親に遺言を書いてほしい——言い出せない子が、まず読む記事

親に遺言を書いてほしい——言い出せない子が、まず読む記事

親に遺言を書いてほしい——言い出せない子が、まず読む記事

「お父さんに遺言書を書いてほしいんですが、なかなか言い出せなくて……私だけで先生のところに相談しに行ってもいいですか?」——年に何件か、こういうご相談をいただきます。

「相続をおわりに。」司法書士の尾張です。

実は「遺言の相談に来ました」という方のお話を聞いていくと、ご自身の遺言ではなく、「親が動いてくれない。このままだと、親の相続で揉める気がする」というお子さんからのご相談、というケースがとても多いんです。結論から言うと——相談自体はもちろん受けられます。でも、遺言書は親御さん本人の意思がなければ作れません。

この記事でわかること

  • 子だけで相談に行ってもいい?司法書士に何ができる?
  • 遺言書は、なぜ親本人にしか作れないの?
  • 「子の心配」と「親の本当の気持ち」はどう違う?
  • それでも子だけで来たら、何ができる?
  • 親に言い出せないとき、どうすればいい?

子だけで相談に来ても大丈夫——でも「できること・できないこと」がある

まず、お子さんだけで相談に来ていただくのは、まったく問題ありません。 当事務所でも、よくお受けしています。

そのうえで、できることとできないことを整理します。

できること:
– 今の状況をうかがって、「このまま親御さんの相続が起きたらどうなるか」を具体的に説明する
– たとえば相続人の一人が行方不明など、問題が見えているなら「放っておくとこうなる」「解決にはこういう手順が要る」と道筋を示す
– 遺言書・成年後見・家族信託など、取りうる手段の方向性を概説する

できないこと:
遺言書そのものを作ること。 これは親御さん本人がいないと、一歩も進みません。

お子さんに状況を説明すると、「じゃあ、それを親に伝えて相談してみます」とおっしゃる方がとても多いです。

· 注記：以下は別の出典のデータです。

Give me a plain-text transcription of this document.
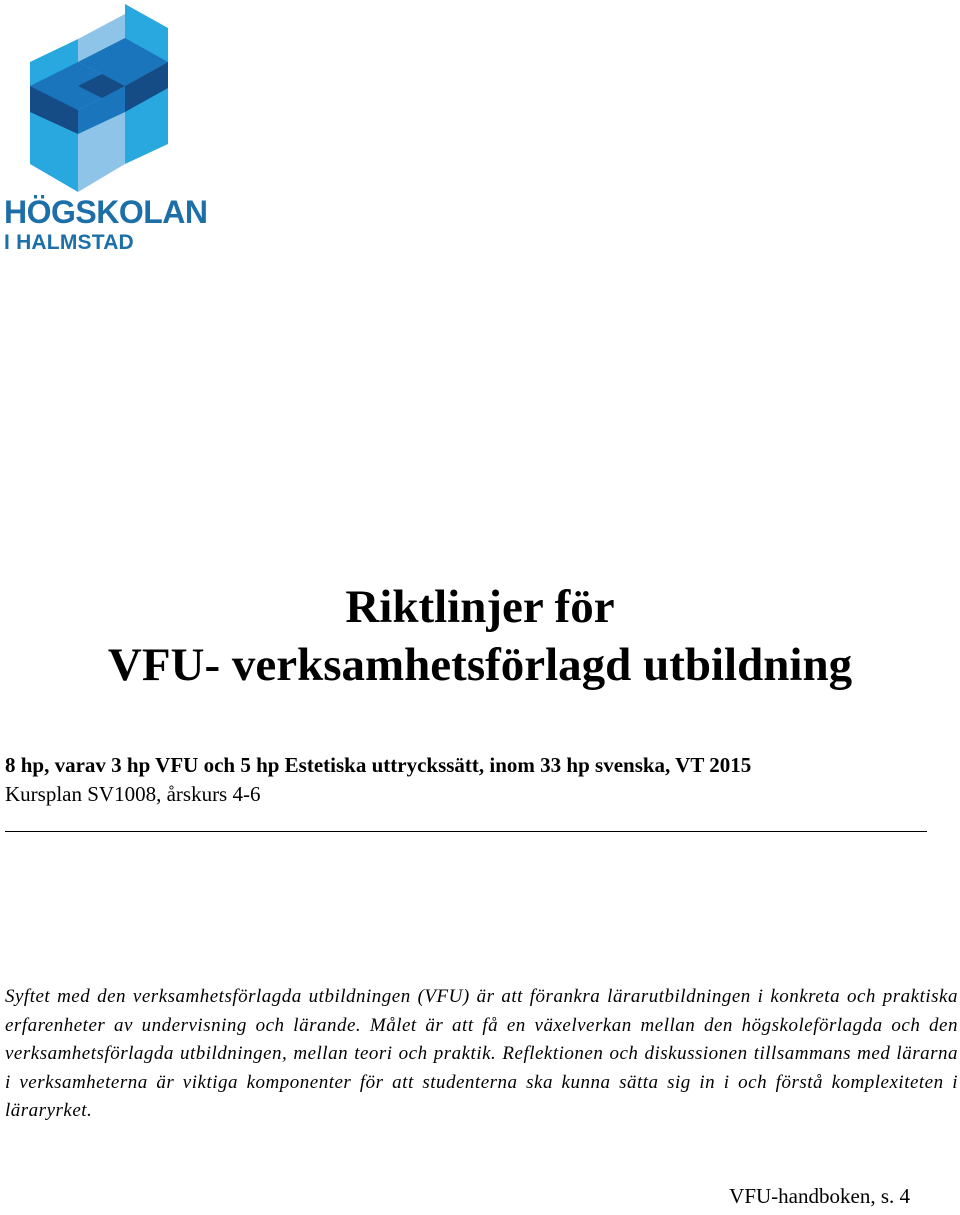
HÖGSKOLAN
I HALMSTAD
Riktlinjer för
VFU- verksamhetsförlagd utbildning
8 hp, varav 3 hp VFU och 5 hp Estetiska uttryckssätt, inom 33 hp svenska, VT 2015
Kursplan SV1008, årskurs 4-6
Syftet med den verksamhetsförlagda utbildningen (VFU) är att förankra lärarutbildningen i konkreta och praktiska erfarenheter av undervisning och lärande. Målet är att få en växelverkan mellan den högskoleförlagda och den verksamhetsförlagda utbildningen, mellan teori och praktik. Reflektionen och diskussionen tillsammans med lärarna i verksamheterna är viktiga komponenter för att studenterna ska kunna sätta sig in i och förstå komplexiteten i läraryrket.
VFU-handboken, s. 4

その気持ちはよく分かります。ただ、正直なところ——一度聞いた話を、正確に親御さんに伝えるのは、なかなか難しいのです。

たとえば、お子さんが持ち帰って説明したあと、親御さんから「それは、こういうことか?」と質問が返ってきたら。「じゃあ、また司法書士に聞いてみるわ」となって、伝言ゲームのように行ったり来たり。これでは、ぜんぜん前に進みません。 しかも、そうやって何度かやりとりしても、最後は親御さんご自身が「作る」と言わない限り、遺言書は作れないのです。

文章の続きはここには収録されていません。